If the user specializes tuple<int^/a, int^/b>
, the tuple has invented lifetime parameters #T0.0.0
and T0.1.0
(major index, minor index, depth-first ordering). The usage desugars to tuple<int^, int^>/a/b
.
Argument deduction in functions seems to fall out naturally. I think here it is okay for T
to invent template lifetime parameters.
template<typename T>
void f(T a, T b);
Remember that expressions have types with unbound lifetimes. f(x, y)
specializes T with unbound lifetimes. The compiler invents enough lifetime parameters to bind the argument. Then the caller, at the MIR level, establishes constraints between the region variables for the argument expression x
and y
and the SCCs of the invented lifetime parameters of the function.
In Itanium ABI, objects that are non-trivial for the purpose of calls are owned by the caller and passed by reference.
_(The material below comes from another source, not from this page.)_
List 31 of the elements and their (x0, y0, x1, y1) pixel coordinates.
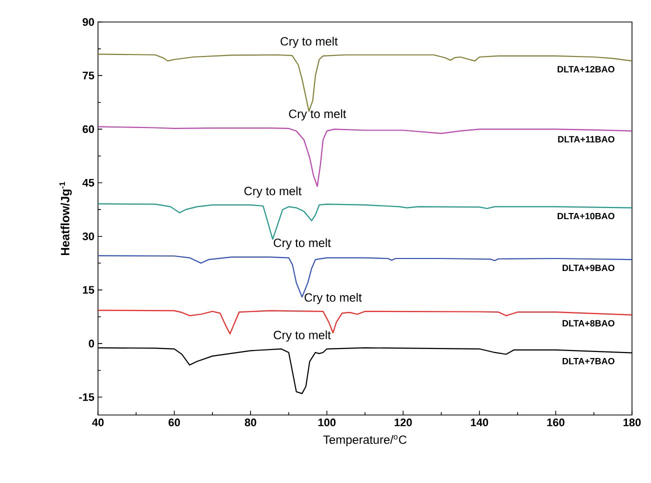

On return, the caller calls the destructor. This is incompatible with relocation of function parameters, since that changes the ownership of the parameter, and would cause a double-delete if called naively using Itanium ABI.
Functions with parameters that are non-trivial for the purpose of calls require a new ABI to support parameter relocation. If the ABI is part of the function's type, there is no incompatibility between ABIs. The ABI of the callee doesn't matter--it will allocate storage for the argument and pass it by address, but it doesn't own the argument. When the call returns, the caller does not destroy those objects.
If the relocate ABI is implicit on #feature on safety
function declarations, how does it work with function poitners?
There are other options than marking the relocate ABI as part of the function's type. We could mark the parameters as being relocatable. A pass-by-value self
parameter is implicitly relocatable.
Rust people complain about not knowing if .clone()
is cheap or expensive. Safe C++ already has one advantage here: if a type is trivially copyable, then cpy
or rel
doesn't have to be used to convert an lvalue to a prvalue; the standard conversion will kick in and you get the trivial copy. In this case, you get clone that's guaranteed "cheap," in the sense that it's just a memcpy. That's because rel is always opt in, rather the default.
Should there be some other mechanism to distinguish cheap vs non-cheap non-trivial copies?
I've done a lot of work on fstrings in Circle. Currently I'm tokenizing the format specifier inside the frontend after the preprocessor has tokenized the string literal. For more accurate errors, I should move tokenization into the preprocessor. f"hello {:3} {:4}"
would then not appear as one string token, but as an f-string opener, string fragment tokens, braces and colons, etc, and then an f-string closer.
Internally I have these interface declarations:
namespace fmt {
interface fstring;
interface write;
interface display;
}
The frontend has to connect f-string evaluation to these interfaces. Rust uses type erasure to keep compile times and compile sizes small, at the cost of execution efficiency.